The Specialbuys aisle offer deals on everything from electricals to clothes, and there’s a ‘Super 6’ selection of low-priced fruit and veg every fortnight.

Do staff have to remember the price of every product?
The insider revealed that incredibly, until 2001, all in-store Aldi staff had to remember the prices of 750 products.

That’s no longer the case as they now have barcode readers to do the job for them, but apparently you can still find workers who are able to reel off the prices from memory.

Dietary requirements
Aldi stocks far less duplicates of similar items in a bid to make the selection process a lot easier for customers – but it says that it doesn’t compromise on special diet food as a result.

It says: “That doesn’t mean the supermarket fails to deliver when it comes to special diet foods.
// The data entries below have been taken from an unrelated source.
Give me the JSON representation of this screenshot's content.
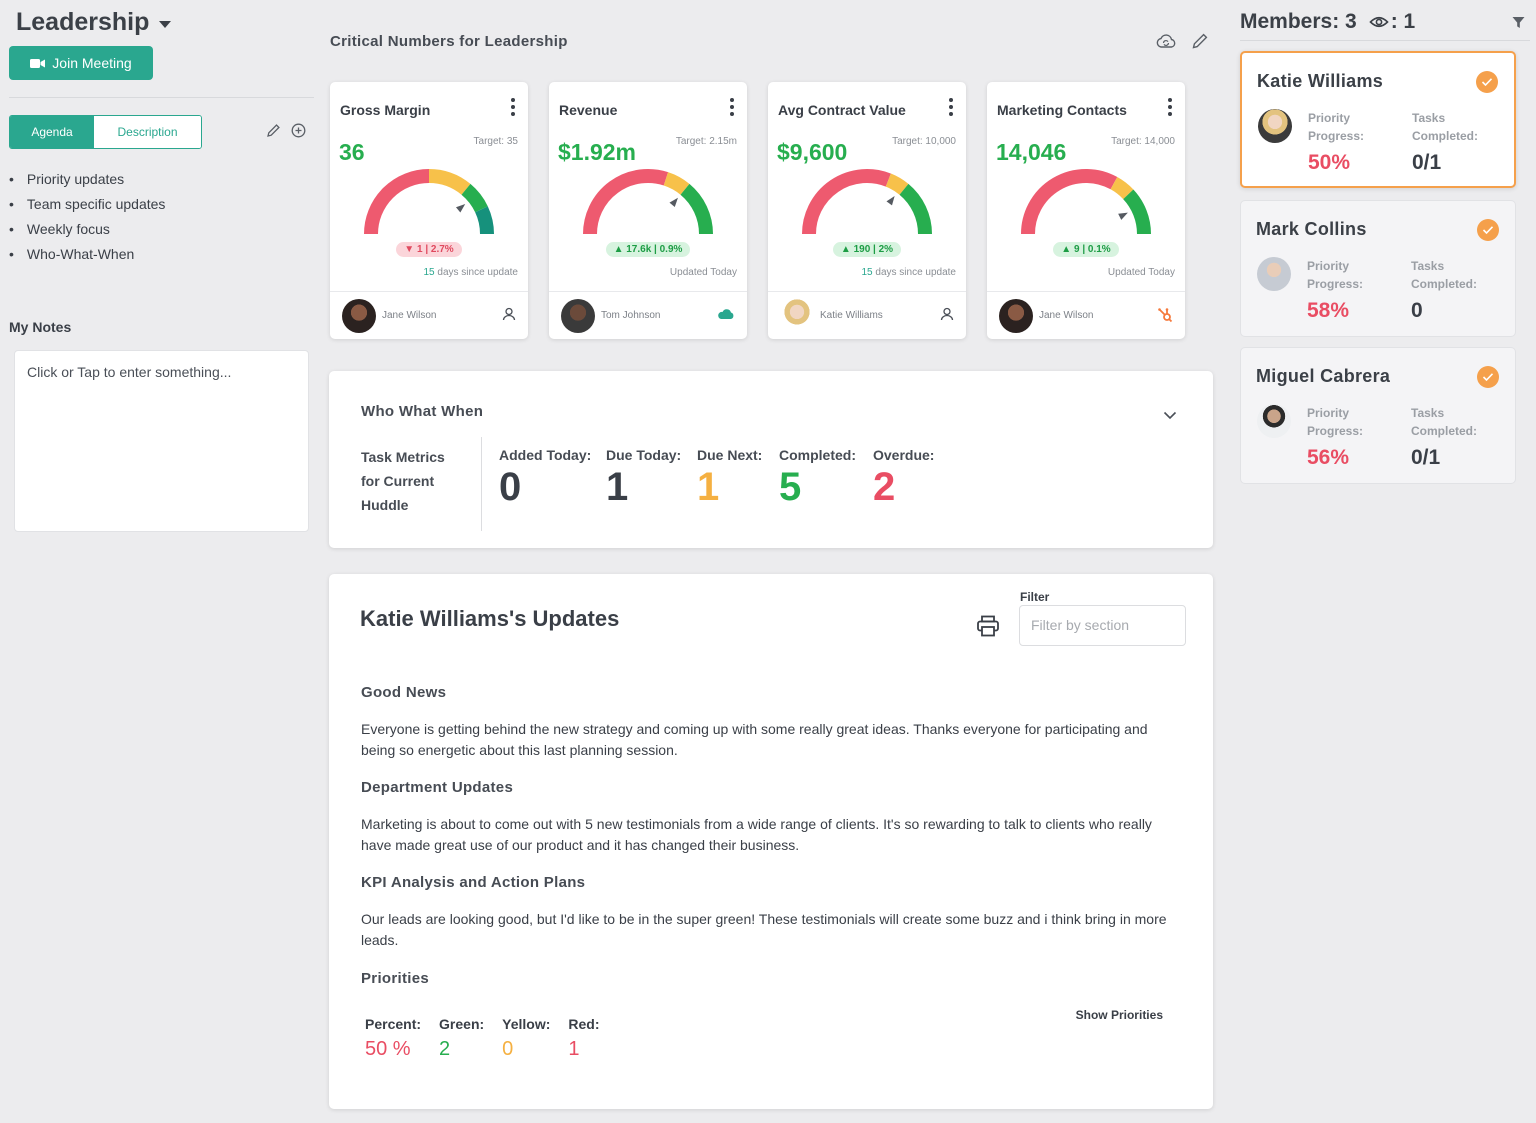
{
  "header": {
    "title": "Leadership",
    "join_label": "Join Meeting"
  },
  "tabs": {
    "agenda": "Agenda",
    "description": "Description"
  },
  "agenda_items": [
    "Priority updates",
    "Team specific updates",
    "Weekly focus",
    "Who-What-When"
  ],
  "notes": {
    "title": "My Notes",
    "placeholder": "Click or Tap to enter something..."
  },
  "critical": {
    "title": "Critical Numbers for Leadership",
    "cards": [
      {
        "name": "Gross Margin",
        "target": "Target: 35",
        "value": "36",
        "delta": "▼ 1  |  2.7%",
        "delta_dir": "down",
        "since_num": "15",
        "since_text": " days since update",
        "owner": "Jane Wilson",
        "source_icon": "user-icon",
        "needle_fraction": 0.78
      },
      {
        "name": "Revenue",
        "target": "Target: 2.15m",
        "value": "$1.92m",
        "delta": "▲ 17.6k  |  0.9%",
        "delta_dir": "up",
        "since_num": "",
        "since_text": "Updated Today",
        "owner": "Tom Johnson",
        "source_icon": "salesforce-icon",
        "needle_fraction": 0.72
      },
      {
        "name": "Avg Contract Value",
        "target": "Target: 10,000",
        "value": "$9,600",
        "delta": "▲ 190  |  2%",
        "delta_dir": "up",
        "since_num": "15",
        "since_text": " days since update",
        "owner": "Katie Williams",
        "source_icon": "user-icon",
        "needle_fraction": 0.7
      },
      {
        "name": "Marketing Contacts",
        "target": "Target: 14,000",
        "value": "14,046",
        "delta": "▲ 9  |  0.1%",
        "delta_dir": "up",
        "since_num": "",
        "since_text": "Updated Today",
        "owner": "Jane Wilson",
        "source_icon": "hubspot-icon",
        "needle_fraction": 0.85
      }
    ]
  },
  "www": {
    "title": "Who What When",
    "task_metrics": "Task Metrics for Current Huddle",
    "metrics": [
      {
        "label": "Added Today:",
        "value": "0",
        "color": "#3a3f47"
      },
      {
        "label": "Due Today:",
        "value": "1",
        "color": "#3a3f47"
      },
      {
        "label": "Due Next:",
        "value": "1",
        "color": "#f5b041"
      },
      {
        "label": "Completed:",
        "value": "5",
        "color": "#27ae4f"
      },
      {
        "label": "Overdue:",
        "value": "2",
        "color": "#e94d63"
      }
    ]
  },
  "updates": {
    "title": "Katie Williams's Updates",
    "filter_label": "Filter",
    "filter_placeholder": "Filter by section",
    "sections": [
      {
        "heading": "Good News",
        "text": "Everyone is getting behind the new strategy and coming up with some really great ideas.  Thanks everyone for participating and being so energetic about this last planning session."
      },
      {
        "heading": "Department Updates",
        "text": "Marketing is about to come out with 5 new testimonials from a wide range of clients.  It's so rewarding to talk to clients who really have made great use of our product and it has changed their business."
      },
      {
        "heading": "KPI Analysis and Action Plans",
        "text": "Our leads are looking good, but I'd like to be in the super green!  These testimonials will create some buzz and i think bring in more leads."
      },
      {
        "heading": "Priorities",
        "text": ""
      }
    ],
    "priorities": {
      "percent_label": "Percent:",
      "percent": "50 %",
      "green_label": "Green:",
      "green": "2",
      "yellow_label": "Yellow:",
      "yellow": "0",
      "red_label": "Red:",
      "red": "1",
      "show_label": "Show Priorities"
    }
  },
  "members": {
    "label": "Members: 3",
    "viewers": ": 1",
    "list": [
      {
        "name": "Katie Williams",
        "priority_label": "Priority Progress:",
        "priority": "50%",
        "tasks_label": "Tasks Completed:",
        "tasks": "0/1",
        "selected": true
      },
      {
        "name": "Mark Collins",
        "priority_label": "Priority Progress:",
        "priority": "58%",
        "tasks_label": "Tasks Completed:",
        "tasks": "0",
        "selected": false
      },
      {
        "name": "Miguel Cabrera",
        "priority_label": "Priority Progress:",
        "priority": "56%",
        "tasks_label": "Tasks Completed:",
        "tasks": "0/1",
        "selected": false
      }
    ]
  },
  "colors": {
    "accent": "#2aa78f",
    "green": "#27ae4f",
    "red": "#e94d63",
    "yellow": "#f5b041",
    "orange": "#f5a04b"
  }
}
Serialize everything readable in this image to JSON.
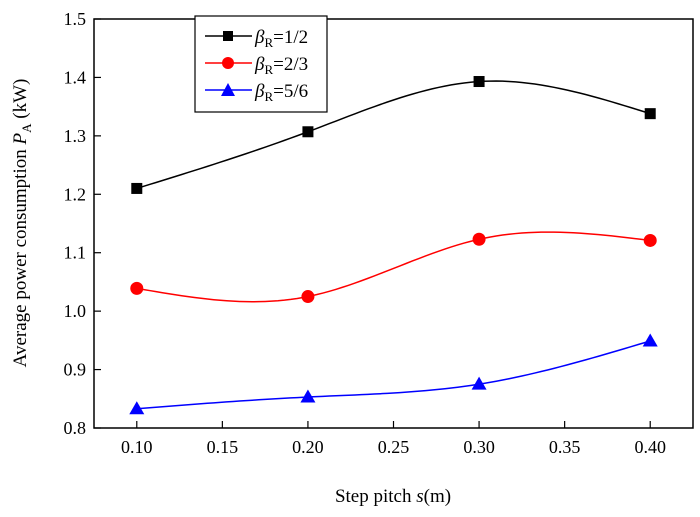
{
  "chart_data": {
    "type": "line",
    "xlabel": "Step pitch s(m)",
    "ylabel": "Average power consumption PA (kW)",
    "xlim": [
      0.075,
      0.425
    ],
    "ylim": [
      0.8,
      1.5
    ],
    "x": [
      0.1,
      0.2,
      0.3,
      0.4
    ],
    "x_ticks": [
      "0.10",
      "0.15",
      "0.20",
      "0.25",
      "0.30",
      "0.35",
      "0.40"
    ],
    "y_ticks": [
      "0.8",
      "0.9",
      "1.0",
      "1.1",
      "1.2",
      "1.3",
      "1.4",
      "1.5"
    ],
    "grid": false,
    "legend_position": "top-left",
    "series": [
      {
        "name": "βR=1/2",
        "color": "#000000",
        "marker": "square",
        "values": [
          1.21,
          1.307,
          1.393,
          1.338
        ]
      },
      {
        "name": "βR=2/3",
        "color": "#ff0000",
        "marker": "circle",
        "values": [
          1.039,
          1.025,
          1.123,
          1.121
        ]
      },
      {
        "name": "βR=5/6",
        "color": "#0000ff",
        "marker": "triangle",
        "values": [
          0.833,
          0.853,
          0.875,
          0.949
        ]
      }
    ]
  },
  "axes": {
    "x_title_main": "Step pitch ",
    "x_title_var": "s",
    "x_title_unit": "(m)",
    "y_title_main": "Average power consumption ",
    "y_title_var": "P",
    "y_title_sub": "A",
    "y_title_unit": " (kW)"
  },
  "legend": {
    "symbol": "β",
    "subscript": "R",
    "entries": [
      "=1/2",
      "=2/3",
      "=5/6"
    ]
  }
}
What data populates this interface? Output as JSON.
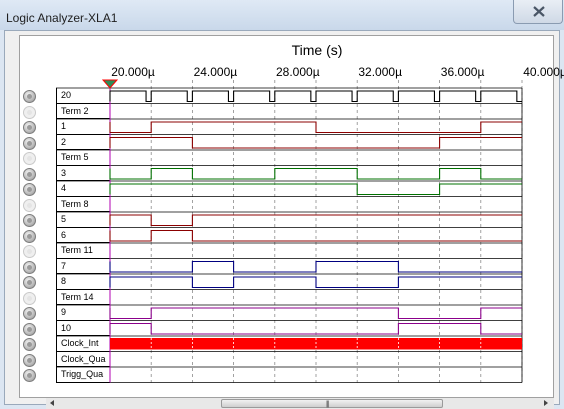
{
  "window": {
    "title": "Logic Analyzer-XLA1"
  },
  "axis": {
    "title": "Time (s)",
    "ticks": [
      "20.000µ",
      "24.000µ",
      "28.000µ",
      "32.000µ",
      "36.000µ",
      "40.000µ"
    ]
  },
  "channels": [
    {
      "label": "20",
      "led": true
    },
    {
      "label": "Term 2",
      "led": false
    },
    {
      "label": "1",
      "led": true
    },
    {
      "label": "2",
      "led": true
    },
    {
      "label": "Term 5",
      "led": false
    },
    {
      "label": "3",
      "led": true
    },
    {
      "label": "4",
      "led": true
    },
    {
      "label": "Term 8",
      "led": false
    },
    {
      "label": "5",
      "led": true
    },
    {
      "label": "6",
      "led": true
    },
    {
      "label": "Term 11",
      "led": false
    },
    {
      "label": "7",
      "led": true
    },
    {
      "label": "8",
      "led": true
    },
    {
      "label": "Term 14",
      "led": false
    },
    {
      "label": "9",
      "led": true
    },
    {
      "label": "10",
      "led": true
    },
    {
      "label": "Clock_Int",
      "led": true
    },
    {
      "label": "Clock_Qua",
      "led": true
    },
    {
      "label": "Trigg_Qua",
      "led": true
    }
  ],
  "waveforms": {
    "time_start_us": 20.0,
    "time_end_us": 40.0,
    "signals": [
      {
        "channel": "20",
        "color": "#000000",
        "type": "pulse",
        "period_us": 2.0,
        "high_us": 1.75
      },
      {
        "channel": "1",
        "color": "#8b0000",
        "initial": 0,
        "edges_us": [
          22.0,
          30.0,
          38.0
        ]
      },
      {
        "channel": "2",
        "color": "#8b0000",
        "initial": 1,
        "edges_us": [
          24.0,
          36.0
        ]
      },
      {
        "channel": "3",
        "color": "#007000",
        "initial": 0,
        "edges_us": [
          22.0,
          24.0,
          28.0,
          32.0,
          36.0,
          38.0
        ]
      },
      {
        "channel": "4",
        "color": "#007000",
        "initial": 1,
        "edges_us": [
          32.0,
          36.0
        ]
      },
      {
        "channel": "5",
        "color": "#8b0000",
        "initial": 1,
        "edges_us": [
          22.0,
          24.0
        ]
      },
      {
        "channel": "6",
        "color": "#8b0000",
        "initial": 0,
        "edges_us": [
          22.0,
          24.0
        ]
      },
      {
        "channel": "7",
        "color": "#000080",
        "initial": 0,
        "edges_us": [
          24.0,
          26.0,
          30.0,
          34.0
        ]
      },
      {
        "channel": "8",
        "color": "#000080",
        "initial": 1,
        "edges_us": [
          24.0,
          26.0,
          30.0,
          34.0
        ]
      },
      {
        "channel": "9",
        "color": "#8b008b",
        "initial": 0,
        "edges_us": [
          22.0,
          34.0,
          38.0
        ]
      },
      {
        "channel": "10",
        "color": "#8b008b",
        "initial": 1,
        "edges_us": [
          22.0,
          34.0,
          38.0
        ]
      },
      {
        "channel": "Clock_Int",
        "color": "#ff0000",
        "type": "clock"
      }
    ]
  },
  "colors": {
    "trigger_marker": "#2e8b57",
    "trigger_marker_outline": "#ff0000",
    "clock_fill": "#ff0000"
  }
}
Vegan or vegetarian, gluten, dairy or egg-free, choosing to eat a particular diet or having a food allergy or intolerance doesn’t mean you can’t enjoy great-tasting food when you shop at Aldi.

“What’s more, Aldi also sells a variety of organic products, from bananas to Prosecco.”

British suppliers
Despite have its roots in Germany, Aldi UK says three quarters of its sales now come from British suppliers.

And in it’s commitment to sell British products, the Aldi insider says the supermarket plans to increase the amount of food and drink it buys from British suppliers by £3.5bn a year within the next five years.